Stories like these are important to tell about the emergence of the Giants. Until now, the main narrative that is told is that of the “expansion franchise”, lacking a mythos and a yarn, existing as the villain of the AFL – a club without a heart or a story there to be defeated.   Yet this is a club that has strived to spread the word of the code inside those areas where it was unknown. The players the proselytisers of its worth and qualities. And a great job they have done.  The narrative of the Giants being a “pretend team” is not contradicted all that much – not much point when there’s historically been little sustained Sydney media interest in the progress of the club and it serves Victorian media well when it plays to that narrative for their audiences.   This is why Walsh’s piece stands out.
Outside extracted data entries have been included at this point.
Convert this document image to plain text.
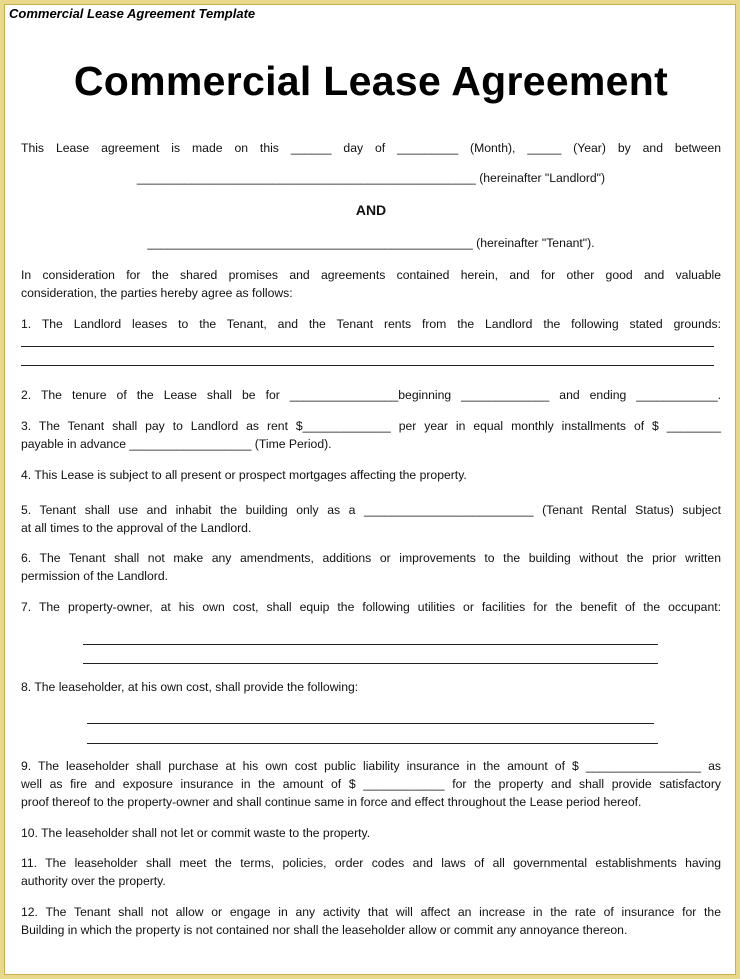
Commercial Lease Agreement Template
Commercial Lease Agreement
This Lease agreement is made on this ______ day of _________ (Month), _____ (Year) by and between
__________________________________________________ (hereinafter "Landlord")
AND
________________________________________________ (hereinafter "Tenant").
In consideration for the shared promises and agreements contained herein, and for other good and valuable
consideration, the parties hereby agree as follows:
1. The Landlord leases to the Tenant, and the Tenant rents from the Landlord the following stated grounds:
2. The tenure of the Lease shall be for ________________beginning _____________ and ending ____________.
3. The Tenant shall pay to Landlord as rent $_____________ per year in equal monthly installments of $ ________
payable in advance __________________ (Time Period).
4. This Lease is subject to all present or prospect mortgages affecting the property.
5. Tenant shall use and inhabit the building only as a _________________________ (Tenant Rental Status) subject
at all times to the approval of the Landlord.
6. The Tenant shall not make any amendments, additions or improvements to the building without the prior written
permission of the Landlord.
7. The property-owner, at his own cost, shall equip the following utilities or facilities for the benefit of the occupant:
8. The leaseholder, at his own cost, shall provide the following:
9. The leaseholder shall purchase at his own cost public liability insurance in the amount of $ _________________ as
well as fire and exposure insurance in the amount of $ ____________ for the property and shall provide satisfactory
proof thereof to the property-owner and shall continue same in force and effect throughout the Lease period hereof.
10. The leaseholder shall not let or commit waste to the property.
11. The leaseholder shall meet the terms, policies, order codes and laws of all governmental establishments having
authority over the property.
12. The Tenant shall not allow or engage in any activity that will affect an increase in the rate of insurance for the
Building in which the property is not contained nor shall the leaseholder allow or commit any annoyance thereon.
One element that also rings true from the Walsh piece is that the story is often told about the gifting of draft picks and top young talent to the Giants, and the success is often represented these days as inevitable. Yet when we see the calamitous situation with the Gold Coast Suns, that is large leap of logic to make.  It was also not inevitable in those very early days when the supposed Blacktown base for the Giants turned out to be an illusion, a shared facility with cricket, forcing the club to be nomads, doing weights at Rooty Hill RSL, training at Gipps Rd oval in Greystanes (where I remember watching a very early training session).   It was worse for the club than the Suns’ famed demountable training centre. At least they were next to their home ground.

That’s why the incredible fortune of finding an HQ site at a golf driving range that had seen better days can be seen as one of the saving moments for the Giants. It’s all very well to recruit young players from around the country, but if they are forced to go on buses around the vast area of western Sydney, instead of trotting to and from the Westpac Centre, why stay at the Giants? And forget about attracting the bigger names from other clubs.  This was pure luck, a fortunate occurrence, especially considering that the Sydney Swans, in contrast, are yet to have found a suitable place for an HQ, 35 years since their move to Sydney.

These are the moments where a club mythos is born. Of the Not Knowing. Of education.  Of pioneering into new territory. Of a nomadic club searching for a home, both physical and spiritual. Of a set of supporters slowly swirling together to form a critical mass to get behind a club.

On Thursday night, another chapter of that mythos will be born.  There can’t be many Giants supporters at the ground – if we have a job in Sydney, getting two days off on short notice is difficult, travelling expensive.  The people who are going are showing the kind of support that we usually see attached to the bigger, older clubs.  The rest of us will need to gather behind televisions, hoping against all data and history that the team can overcome the odds. That is also why the story is bigger than whether Stevie J can get another nostalgia-driven tilt at a final series. The Giants need to show grit and force of a type we saw in their Perth game against West Coast. And whether it’s a win or a loss, the first interstate final will be something to place in the emerging history of an emerging club.